Part of the problem though is that a parent can’t be strict unless he knows how to do it with love. And many people today don’t know how to do that. I have a friend who is super-nice and does not know how to discipline her kids. Once when one of her boys got in trouble in Yeshiva for being chutzpakid or something, she explained to the Rosh Yeshiva that it’s her fault because she is too lenient with her kids. He told her that he has seen both ways (parents who are too lenient and parents who are too strict) and the first way is better. L’maaseh, her kids seem to be turning out pretty good, so he is probably right.

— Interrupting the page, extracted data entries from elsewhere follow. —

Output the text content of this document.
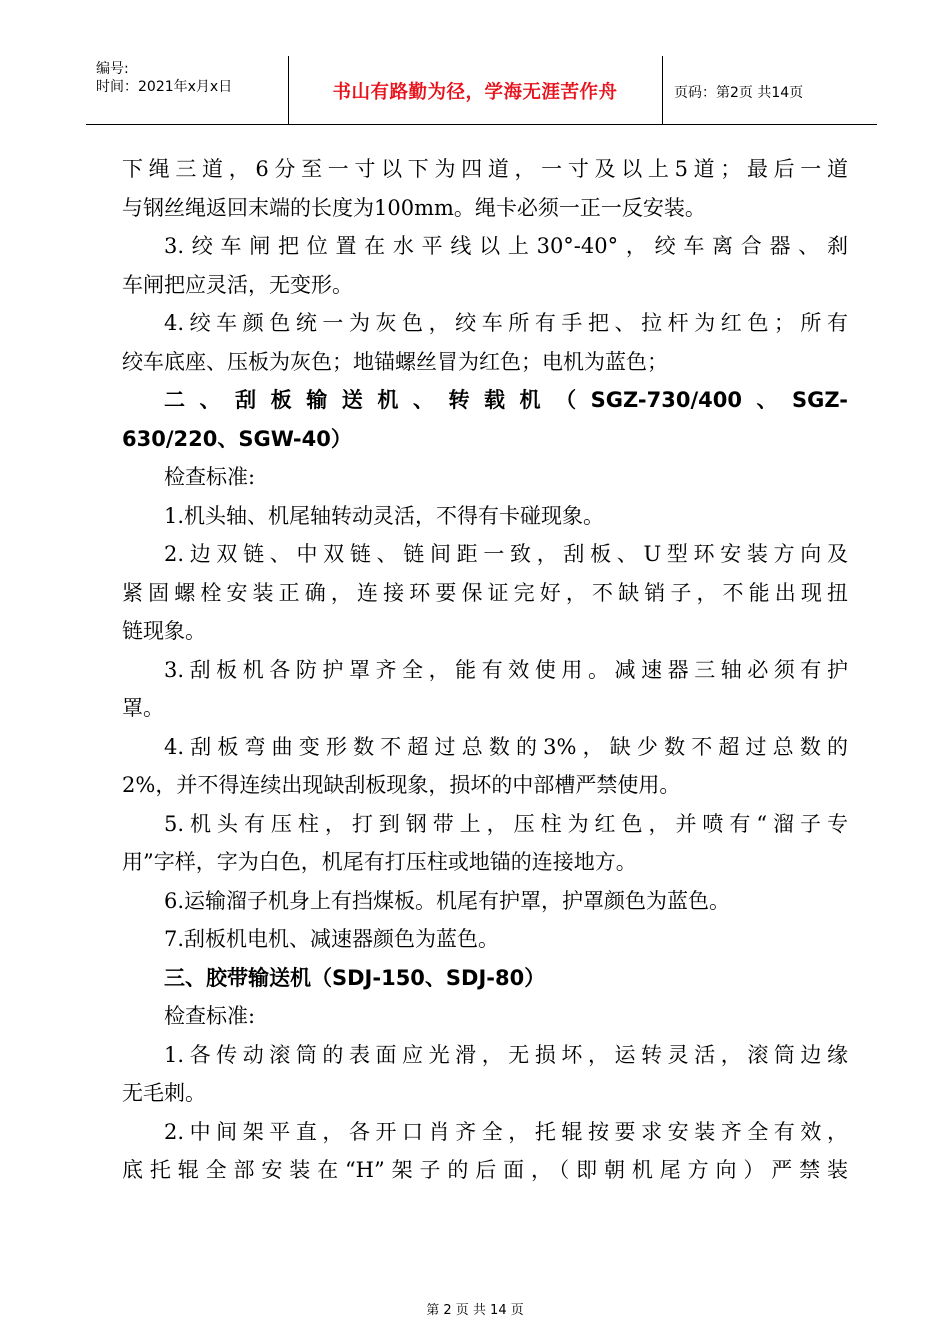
编号:
时间：2021年x月x日	书山有路勤为径，学海无涯苦作舟	页码：第2页 共14页

下绳三道，6分至一寸以下为四道，一寸及以上5道；最后一道

与钢丝绳返回末端的长度为100mm。绳卡必须一正一反安装。

3.绞车闸把位置在水平线以上30°-40°，绞车离合器、刹

车闸把应灵活，无变形。

4.绞车颜色统一为灰色，绞车所有手把、拉杆为红色；所有

绞车底座、压板为灰色；地锚螺丝冒为红色；电机为蓝色；

二、刮板输送机、转载机（SGZ-730/400、SGZ-

630/220、SGW-40）

检查标准:

1.机头轴、机尾轴转动灵活，不得有卡碰现象。

2.边双链、中双链、链间距一致，刮板、U型环安装方向及

紧固螺栓安装正确，连接环要保证完好，不缺销子，不能出现扭

链现象。

3.刮板机各防护罩齐全，能有效使用。减速器三轴必须有护

罩。

4.刮板弯曲变形数不超过总数的3%，缺少数不超过总数的

2%，并不得连续出现缺刮板现象，损坏的中部槽严禁使用。

5.机头有压柱，打到钢带上，压柱为红色，并喷有“溜子专

用”字样，字为白色，机尾有打压柱或地锚的连接地方。

6.运输溜子机身上有挡煤板。机尾有护罩，护罩颜色为蓝色。

7.刮板机电机、减速器颜色为蓝色。

三、胶带输送机（SDJ-150、SDJ-80）

检查标准:

1.各传动滚筒的表面应光滑，无损坏，运转灵活，滚筒边缘

无毛刺。

2.中间架平直，各开口肖齐全，托辊按要求安装齐全有效，

底托辊全部安装在“H”架子的后面，（即朝机尾方向）严禁装

第 2 页 共 14 页
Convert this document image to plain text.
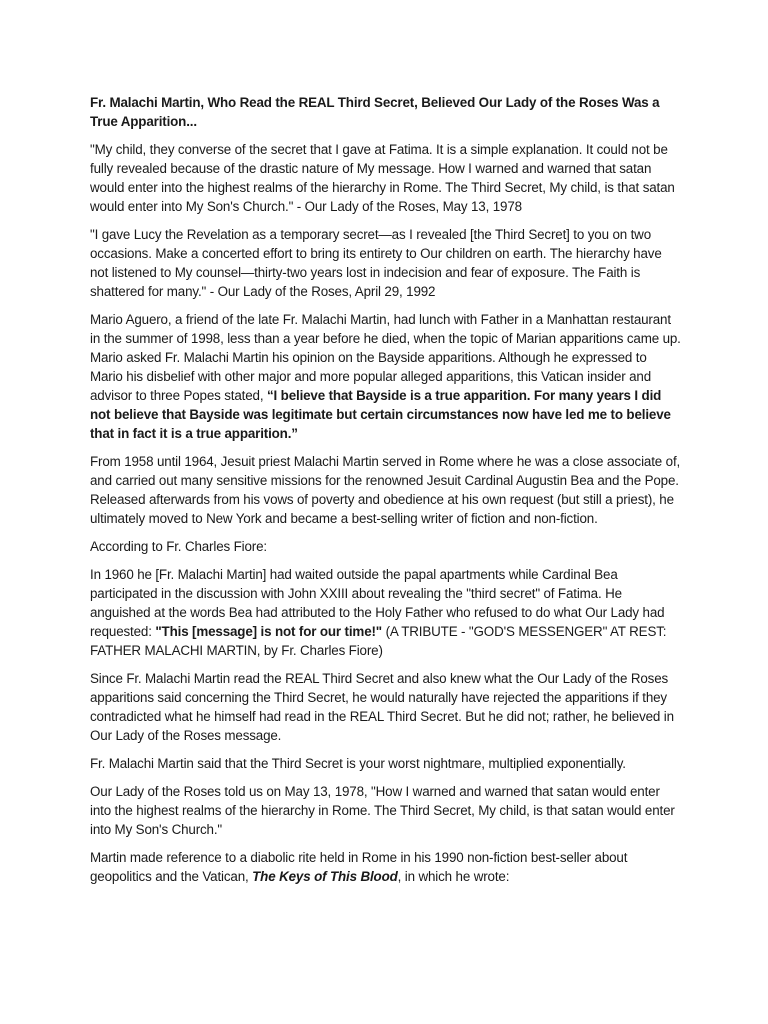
Fr. Malachi Martin, Who Read the REAL Third Secret, Believed Our Lady of the Roses Was a True Apparition...

"My child, they converse of the secret that I gave at Fatima. It is a simple explanation. It could not be fully revealed because of the drastic nature of My message. How I warned and warned that satan would enter into the highest realms of the hierarchy in Rome. The Third Secret, My child, is that satan would enter into My Son's Church." - Our Lady of the Roses, May 13, 1978

"I gave Lucy the Revelation as a temporary secret—as I revealed [the Third Secret] to you on two occasions. Make a concerted effort to bring its entirety to Our children on earth. The hierarchy have not listened to My counsel—thirty-two years lost in indecision and fear of exposure. The Faith is shattered for many." - Our Lady of the Roses, April 29, 1992

Mario Aguero, a friend of the late Fr. Malachi Martin, had lunch with Father in a Manhattan restaurant in the summer of 1998, less than a year before he died, when the topic of Marian apparitions came up. Mario asked Fr. Malachi Martin his opinion on the Bayside apparitions. Although he expressed to Mario his disbelief with other major and more popular alleged apparitions, this Vatican insider and advisor to three Popes stated, “I believe that Bayside is a true apparition. For many years I did not believe that Bayside was legitimate but certain circumstances now have led me to believe that in fact it is a true apparition.”

From 1958 until 1964, Jesuit priest Malachi Martin served in Rome where he was a close associate of, and carried out many sensitive missions for the renowned Jesuit Cardinal Augustin Bea and the Pope. Released afterwards from his vows of poverty and obedience at his own request (but still a priest), he ultimately moved to New York and became a best-selling writer of fiction and non-fiction.

According to Fr. Charles Fiore:

In 1960 he [Fr. Malachi Martin] had waited outside the papal apartments while Cardinal Bea participated in the discussion with John XXIII about revealing the "third secret" of Fatima. He anguished at the words Bea had attributed to the Holy Father who refused to do what Our Lady had requested: "This [message] is not for our time!" (A TRIBUTE - "GOD'S MESSENGER" AT REST: FATHER MALACHI MARTIN, by Fr. Charles Fiore)

Since Fr. Malachi Martin read the REAL Third Secret and also knew what the Our Lady of the Roses apparitions said concerning the Third Secret, he would naturally have rejected the apparitions if they contradicted what he himself had read in the REAL Third Secret. But he did not; rather, he believed in Our Lady of the Roses message.

Fr. Malachi Martin said that the Third Secret is your worst nightmare, multiplied exponentially.

Our Lady of the Roses told us on May 13, 1978, "How I warned and warned that satan would enter into the highest realms of the hierarchy in Rome. The Third Secret, My child, is that satan would enter into My Son's Church."

Martin made reference to a diabolic rite held in Rome in his 1990 non-fiction best-seller about geopolitics and the Vatican, The Keys of This Blood, in which he wrote:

There is another reason your point might not be as relevant as one would think (although it does have some relevance as stated above). That is that to some degree this may just be the reality of our generation. We are an emotionally fragile generation (and I am talking about the entire generation, not just Jews or Frum Jews). We are products of the world around us, and while we have to try not to be influenced by certain things, we also have to deal with the reality that we are products of time and places that we live in to a large extent. We have to take that reality and figure out what the Torah response is to that reality, but to a certain extent we have to accept that that is our reality.
In other words, even if the cause of our emotional weakness is the fact that parents are too lenient, that doesn’t necessarily mean that that is something that can be completely changed. The parents at this point are themselves too emotionally weak to know how to discipline. I guess what I’m saying is that: 1. There isn’t one simple reason for our emotionally weak state. It is based on many factors inclucing the galus, and the goyish influence, etc, etc. and 2. At this point, it is the reality of our generation, and I don’t think it can be changed. Every generation has its own identity and this is ours. I’m not sure how much the cause matters.
I didn’t respond to all your points yet, but this post is long enough. Feel free to summarize it for me. You seem to be pretty good at that!